La commission a donc fait le choix de supprimer le bonus-malus. Pour autant, nous n’avons pas trouvé de solution à la permittence. En tout état de cause, la solution proposée à l’article 29 ne nous semble pas être la bonne.

La commission émet donc un avis défavorable sur l’amendement n° 629.

M. le président. Quel est l’avis du Gouvernement ?

Mme Muriel Pénicaud, ministre. Quel est le but de l’article 29 sur ce sujet ? Il est de lutter contre la précarité excessive, qui prive un nombre très important de nos concitoyens de la possibilité de s’inscrire dans un projet à long terme. Comment être autonome quand on enchaîne indéfiniment des CDD, qui plus est, dans la grande majorité des cas, mais pas toujours, en les subissant ?

Si l’on veut être autonome dans la vie, avoir des projets personnels, un logement, il est extrêmement difficile de rester dans la précarité. L’enjeu est donc social, mais il est aussi assurantiel et de responsabilité collective.

Par ailleurs, si on prend l’ensemble des CDD et des CDD-intérim, la différence entre les cotisations que perçoit l’assurance chômage et les indemnités qu’elle verse constitue un déficit de 8 milliards d’euros chaque année, lequel représente une part majeure du déficit général de l’assurance chômage, qui est de 3 milliards d’euros par an. L’enjeu est donc important pour l’assurance chômage.

La flexibilité est-elle indispensable et nécessaire d’un point de vue économique ? Parfois, oui. Je rappelle qu’il n’est absolument pas illégal d’embaucher en CDD ou en intérim, contrairement à ce qui a été affirmé il y a quelques instants. Cela étant dit, on voit bien que, dans un même secteur d’activité, des entreprises ont recours de manière excessive aux contrats précaires – CDD, contrats d’intérim –, d’autres non.

Ayant passé vingt ans dans le secteur industriel, je peux vous dire qu’il arrive qu’une usine fonctionne avec 50 % d’intérimaires – ce sont des cas extrêmes, mais ils arrivent. Dans ce cas, comment fait-on pour s’assurer de la qualité des produits, de la sécurité au travail ? Il y a évidemment beaucoup d’accidents dans ces usines. Est-ce de la bonne gestion ? Non ! On voit bien que, dans ces cas, la flexibilité n’est pas nécessaire, car elle n’est pas liée à un à-coup du marché ou à une urgence. Le fait est que la flexibilité est devenue un mode de gestion des ressources humaines dans certaines entreprises.

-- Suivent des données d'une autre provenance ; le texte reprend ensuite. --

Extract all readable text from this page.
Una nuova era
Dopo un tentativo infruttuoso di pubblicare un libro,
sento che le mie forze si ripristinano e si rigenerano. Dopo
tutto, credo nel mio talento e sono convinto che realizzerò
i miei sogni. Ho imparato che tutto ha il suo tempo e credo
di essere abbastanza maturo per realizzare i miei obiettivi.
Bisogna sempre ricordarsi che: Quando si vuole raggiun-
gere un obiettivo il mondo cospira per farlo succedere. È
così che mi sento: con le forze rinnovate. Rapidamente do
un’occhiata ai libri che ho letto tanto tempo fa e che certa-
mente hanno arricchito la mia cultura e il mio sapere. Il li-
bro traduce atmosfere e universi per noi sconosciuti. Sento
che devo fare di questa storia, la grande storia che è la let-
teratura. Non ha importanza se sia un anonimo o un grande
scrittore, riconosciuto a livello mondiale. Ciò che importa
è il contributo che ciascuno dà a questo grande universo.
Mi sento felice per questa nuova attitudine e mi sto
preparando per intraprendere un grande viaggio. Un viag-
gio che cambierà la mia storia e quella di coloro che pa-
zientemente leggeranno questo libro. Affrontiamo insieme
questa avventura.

Cela a été dit, la proportion des embauches en contrats courts – en CDD et en intérim – représente 87 % des embauches. Alors que nous sommes en période de croissance, que les entreprises cherchent partout des personnels, elles embauchent en CDD ou en intérim dans 87 % des cas. Plus inquiétant, la proportion des CDD de moins d’un mois a considérablement augmenté. Ces contrats représentaient 57 % des CDD il y a 20 ans, contre 83 % aujourd’hui. Il s’agit d’une forme de précarité extrême, aggravée par le fait que, dans 70 % des cas, le contrat est renouvelé chez le même employeur. En clair, cela signifie que l’employeur a fait des contrats courts un mode de gestion des ressources humaines. (M. Martin Lévrier opine.) Le salarié alterne ainsi contrats en CDD ou en intérim et périodes de chômage.

Cette pratique est effectivement dommageable à l’assurance chômage. Cela signifie que certaines entreprises qui proposent davantage des emplois durables paient pour les autres et qu’un certain nombre de salariés sont durablement, voire indéfiniment, précarisés.

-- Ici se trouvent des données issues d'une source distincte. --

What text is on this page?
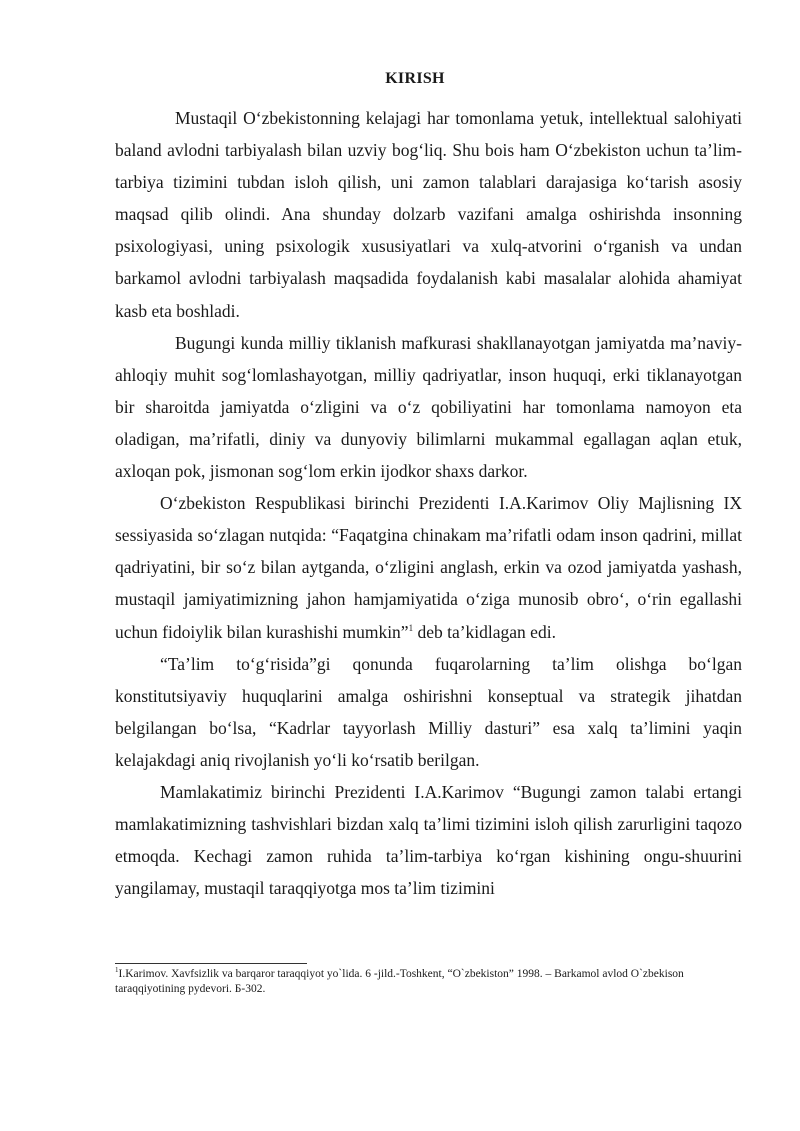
KIRISH

Mustaqil O‘zbekistonning kelajagi har tomonlama yetuk, intellektual salohiyati baland avlodni tarbiyalash bilan uzviy bog‘liq. Shu bois ham O‘zbekiston uchun ta’lim-tarbiya tizimini tubdan isloh qilish, uni zamon talablari darajasiga ko‘tarish asosiy maqsad qilib olindi. Ana shunday dolzarb vazifani amalga oshirishda insonning psixologiyasi, uning psixologik xususiyatlari va xulq-atvorini o‘rganish va undan barkamol avlodni tarbiyalash maqsadida foydalanish kabi masalalar alohida ahamiyat kasb eta boshladi.

Bugungi kunda milliy tiklanish mafkurasi shakllanayotgan jamiyatda ma’naviy-ahloqiy muhit sog‘lomlashayotgan, milliy qadriyatlar, inson huquqi, erki tiklanayotgan bir sharoitda jamiyatda o‘zligini va o‘z qobiliyatini har tomonlama namoyon eta oladigan, ma’rifatli, diniy va dunyoviy bilimlarni mukammal egallagan aqlan etuk, axloqan pok, jismonan sog‘lom erkin ijodkor shaxs darkor.

O‘zbekiston Respublikasi birinchi Prezidenti I.A.Karimov Oliy Majlisning IX sessiyasida so‘zlagan nutqida: “Faqatgina chinakam ma’rifatli odam inson qadrini, millat qadriyatini, bir so‘z bilan aytganda, o‘zligini anglash, erkin va ozod jamiyatda yashash, mustaqil jamiyatimizning jahon hamjamiyatida o‘ziga munosib obro‘, o‘rin egallashi uchun fidoiylik bilan kurashishi mumkin”$^1$ deb ta’kidlagan edi.

“Ta’lim to‘g‘risida”gi qonunda fuqarolarning ta’lim olishga bo‘lgan konstitutsiyaviy huquqlarini amalga oshirishni konseptual va strategik jihatdan belgilangan bo‘lsa, “Kadrlar tayyorlash Milliy dasturi” esa xalq ta’limini yaqin kelajakdagi aniq rivojlanish yo‘li ko‘rsatib berilgan.

Mamlakatimiz birinchi Prezidenti I.A.Karimov “Bugungi zamon talabi ertangi mamlakatimizning tashvishlari bizdan xalq ta’limi tizimini isloh qilish zarurligini taqozo etmoqda. Kechagi zamon ruhida ta’lim-tarbiya ko‘rgan kishining ongu-shuurini yangilamay, mustaqil taraqqiyotga mos ta’lim tizimini

$^1$I.Karimov. Xavfsizlik va barqaror taraqqiyot yo`lida. 6 -jild.-Toshkent, “O`zbekiston” 1998. – Barkamol avlod O`zbekison taraqqiyotining pydevori. Б-302.
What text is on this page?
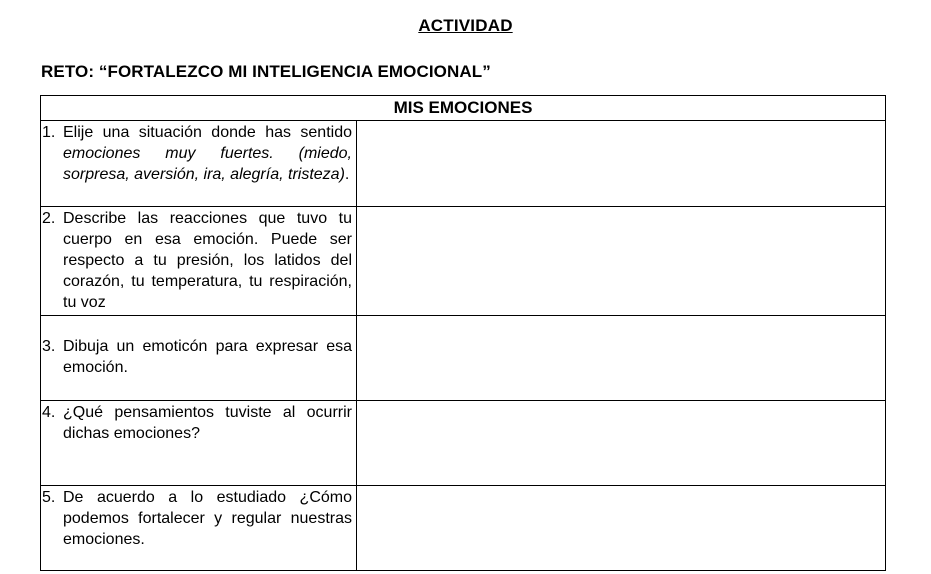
ACTIVIDAD
RETO: “FORTALEZCO MI INTELIGENCIA EMOCIONAL”
MIS EMOCIONES	

1. Elije una situación donde has sentido emociones muy fuertes. (miedo, sorpresa, aversión, ira, alegría, tristeza).	

2. Describe las reacciones que tuvo tu cuerpo en esa emoción. Puede ser respecto a tu presión, los latidos del corazón, tu temperatura, tu respiración, tu voz	

3. Dibuja un emoticón para expresar esa emoción.	

4. ¿Qué pensamientos tuviste al ocurrir dichas emociones?	

5. De acuerdo a lo estudiado ¿Cómo podemos fortalecer y regular nuestras emociones.	
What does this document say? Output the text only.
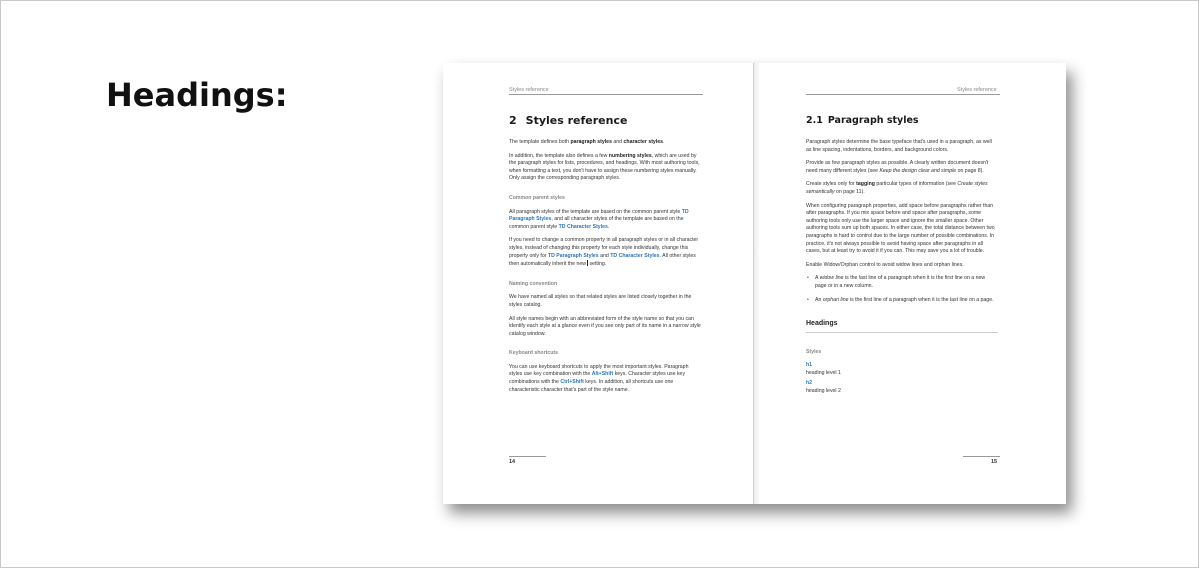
Headings:	Styles reference
2 Styles reference

The template defines both paragraph styles and character styles.

In addition, the template also defines a few numbering styles, which are used by the paragraph styles for lists, procedures, and headings. With most authoring tools, when formatting a text, you don't have to assign these numbering styles manually. Only assign the corresponding paragraph styles.

Common parent styles

All paragraph styles of the template are based on the common parent style TD Paragraph Styles, and all character styles of the template are based on the common parent style TD Character Styles.

If you need to change a common property in all paragraph styles or in all character styles, instead of changing this property for each style individually, change this property only for TD Paragraph Styles and TD Character Styles. All other styles then automatically inherit the new setting.

Naming convention

We have named all styles so that related styles are listed closely together in the styles catalog.

All style names begin with an abbreviated form of the style name so that you can identify each style at a glance even if you see only part of its name in a narrow style catalog window.

Keyboard shortcuts

You can use keyboard shortcuts to apply the most important styles. Paragraph styles use key combination with the Alt+Shift keys. Character styles use key combinations with the Ctrl+Shift keys. In addition, all shortcuts use one characteristic character that's part of the style name.

14
Styles reference
2.1 Paragraph styles

Paragraph styles determine the base typeface that's used in a paragraph, as well as line spacing, indentations, borders, and background colors.

Provide as few paragraph styles as possible. A clearly written document doesn't need many different styles (see Keep the design clear and simple on page 8).

Create styles only for tagging particular types of information (see Create styles semantically on page 11).

When configuring paragraph properties, add space before paragraphs rather than after paragraphs. If you mix space before and space after paragraphs, some authoring tools only use the larger space and ignore the smaller space. Other authoring tools sum up both spaces. In either case, the total distance between two paragraphs is hard to control due to the large number of possible combinations. In practice, it's not always possible to avoid having space after paragraphs in all cases, but at least try to avoid it if you can. This may save you a lot of trouble.

Enable Widow/Orphan control to avoid widow lines and orphan lines.

• A widow line is the last line of a paragraph when it is the first line on a new page or in a new column.

• An orphan line is the first line of a paragraph when it is the last line on a page.

Headings
Styles
h1

heading level 1

h2

heading level 2

15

Je suis néanmoins défavorable aux amendements nos 337 et 479, car le problème n’est pas le contrat court en lui-même. De nombreux CDD ou contrats d’intérim sont des tremplins vers un emploi pérenne. En outre, ils correspondent parfois à un choix du salarié. Le problème est que ces contrats, c’est la remise permanente à l’assurance chômage, et en plus des mêmes personnes et en les maintenant dans la précarité. Il ne faut donc pas taxer les contrats de travail, ni même les fins de contrat, le problème étant que les salariés retournent indéfiniment au chômage. Le bonus-malus a donc pour but de changer les comportements sur cette question.

Je suggère donc aux auteurs des amendements nos 479 et 337 de bien vouloir les retirer au profit de l’amendement n° 629, qui vise à rétablir le bonus-malus, lequel me paraît être d’intérêt général.